Virginia, US
Our firm’s recent client alert, “New Executive Order Calls for H-1B Reforms and Increased Enforcement,” provided an analysis of the H-1B provisions of President Trump’s April 18, 2017, executive order that is entitled “Buy American and Hire American.” The truth is, though, that the order itself says surprisingly little, and certainly, nothing that we did not already expect.
 
The order includes two directives related to immigration. First, the order directs the Departments of Labor, Homeland Security, Justice and State to “propose new rules and issue new guidance, to supersede or revise previous rules and guidance if appropriate, to protect the interests of United States workers in the administration of our immigration system.”
 
Second, the order directs those same agencies, “as soon as practicable, [to] suggest reforms to help ensure that H-1B visas are awarded to the most-skilled or highest-paid petition beneficiaries.”
 
These are simply statements of general policy objectives—directives to the heads of the relevant federal agencies to get the ball rolling in terms of creating new policy guidance and drafting new proposed regulatory changes.
 
Nonetheless, the Administration has given plenty of hints about what it hopes to do with respect to the H‑1B program.
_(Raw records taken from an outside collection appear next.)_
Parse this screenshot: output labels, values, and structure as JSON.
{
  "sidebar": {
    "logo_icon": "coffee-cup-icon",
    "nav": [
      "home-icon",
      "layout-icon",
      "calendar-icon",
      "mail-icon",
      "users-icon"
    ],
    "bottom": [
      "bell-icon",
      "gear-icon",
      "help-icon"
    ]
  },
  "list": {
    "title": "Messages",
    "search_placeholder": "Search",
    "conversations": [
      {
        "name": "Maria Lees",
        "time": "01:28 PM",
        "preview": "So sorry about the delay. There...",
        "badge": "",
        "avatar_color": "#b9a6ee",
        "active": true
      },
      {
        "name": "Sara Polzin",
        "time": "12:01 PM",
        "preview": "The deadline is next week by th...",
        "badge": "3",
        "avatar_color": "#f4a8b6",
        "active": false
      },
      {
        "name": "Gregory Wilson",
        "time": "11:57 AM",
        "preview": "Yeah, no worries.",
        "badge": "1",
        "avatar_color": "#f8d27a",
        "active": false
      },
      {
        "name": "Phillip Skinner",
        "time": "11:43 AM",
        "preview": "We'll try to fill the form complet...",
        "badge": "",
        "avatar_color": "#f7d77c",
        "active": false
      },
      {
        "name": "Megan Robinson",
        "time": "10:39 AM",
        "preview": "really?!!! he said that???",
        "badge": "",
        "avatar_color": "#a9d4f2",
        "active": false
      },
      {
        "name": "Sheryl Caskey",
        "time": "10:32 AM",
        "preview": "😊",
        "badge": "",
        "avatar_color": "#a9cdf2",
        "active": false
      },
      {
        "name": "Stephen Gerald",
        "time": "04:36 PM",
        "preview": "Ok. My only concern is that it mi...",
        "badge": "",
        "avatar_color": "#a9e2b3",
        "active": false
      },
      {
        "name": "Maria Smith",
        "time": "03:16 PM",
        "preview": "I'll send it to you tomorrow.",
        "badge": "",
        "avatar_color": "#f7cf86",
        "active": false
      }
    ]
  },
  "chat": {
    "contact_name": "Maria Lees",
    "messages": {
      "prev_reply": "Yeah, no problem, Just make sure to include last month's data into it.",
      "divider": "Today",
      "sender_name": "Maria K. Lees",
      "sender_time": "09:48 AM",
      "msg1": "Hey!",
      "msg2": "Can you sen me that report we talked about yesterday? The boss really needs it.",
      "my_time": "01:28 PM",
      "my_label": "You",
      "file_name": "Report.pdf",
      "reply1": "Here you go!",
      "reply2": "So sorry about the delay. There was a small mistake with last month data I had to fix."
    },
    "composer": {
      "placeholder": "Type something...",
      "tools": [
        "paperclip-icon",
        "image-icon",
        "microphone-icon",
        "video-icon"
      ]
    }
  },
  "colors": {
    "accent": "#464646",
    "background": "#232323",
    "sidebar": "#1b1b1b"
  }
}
In a leaked draft of an executive order on “foreign worker visa programs” that was never issued, federal agencies were ordered to study the impact of employment-based immigration on U.S. jobs and wages, including reports on whether the H-1B program causes injury to U.S. workers.  The never-released draft order also indicated an intention to revive the Benefits Fraud Assessment program, under which the agency reviews specific immigration programs to determine whether there is fraud.  While it is difficult to gauge the relevance of this draft at this point, these two points in particular—protecting U.S. jobs and wages, and combating perceived fraud and abuse—are still very much on the Administration’s radar.
 
More recently, the Departments of Labor, Homeland Security and Justice announced an array of H-1B compliance initiatives and greater interagency coordination of enforcement efforts against organizations alleged to have violated H-1B program rules. At the same time, USCIS issued new guidance suggesting that the position of computer programmer does not always require a Bachelor’s degree and is thus not generally a specialty occupation qualifying the beneficiary for H-1B status.  
 
The night before the “Buy American and Hire American” order was signed, senior administration officials held a background briefing for the press in which they made clear that the immigration agencies are looking into charging higher H-1B filing fees, adjusting the prevailing wage scale, changing the H-1B random selection (lottery) system so as to prioritize petitions for persons holding Master’s degrees or earning higher wages, and finding new ways to root out perceived fraud and abuse in the H-1B program.
 
Finally, in a speech he made before signing the order at the headquarters of a tool manufacturing company, Snap-On, in Wisconsin, President Trump said he was “taking the first steps to set in motion a long overdue reform of H-1B visas.”
 
The consistent emphasis on reforming the H-1B program in such a way that more visas go to highly paid and highly educated foreign workers raises some interesting questions. How, exactly, will the limited numbers of available H-1B visas be allocated? How will any changes affect the current users of H-1B visas?
 
Many of the Administration's plans will require agency rulemaking or legislation in Congress. In fact, there are several bills now pending in Congress that propose new priority systems for H‑1B visa allocation. For example, H.R. 670, the High-Skilled Integrity and Fairness Act of 2017, sponsored by Rep. Zoe Lofgren (D-CA), would, among other things, create a three-tiered prevailing wage system and a wage-based allocation of H-1B visas. Another bill, S. 180, the H‑1B and L-1 Visa Reform Act of 2017, sponsored by Sen. Charles Grassley (R-IA), would create a new H-1B allocation system; impose significant new obligations and limitations on H-1B and L-1 employers; and toughen eligibility criteria for H-1B and L-1 visas. Sen. Orrin Hatch (R-UT) is set to unveil a bill that would take a different approach, including capping the numbers of H-1B visas for which any single employer could apply, implementing multiple waves of lotteries to determine which H-1B petitions are selected for adjudication, and requiring employers seeking to hire H-1B workers to attest that they had first sought to fill the job with a U.S. worker but were unsuccessful.
 
While legislative and regulatory changes will take some time, employers are likely to see an imminent increase in worksite inspections and can expect more restrictive adjudication of H-1B petitions by USCIS. In the long term, the H-1B program as we currently know it is likely to look significantly different. In the meantime, employers should conduct their own “spot audits” of LCA files, ensure that their H-1B program is in compliance with the amended petition requirement under Matter of Simeio, and prepare employees and managers for unscheduled site visits.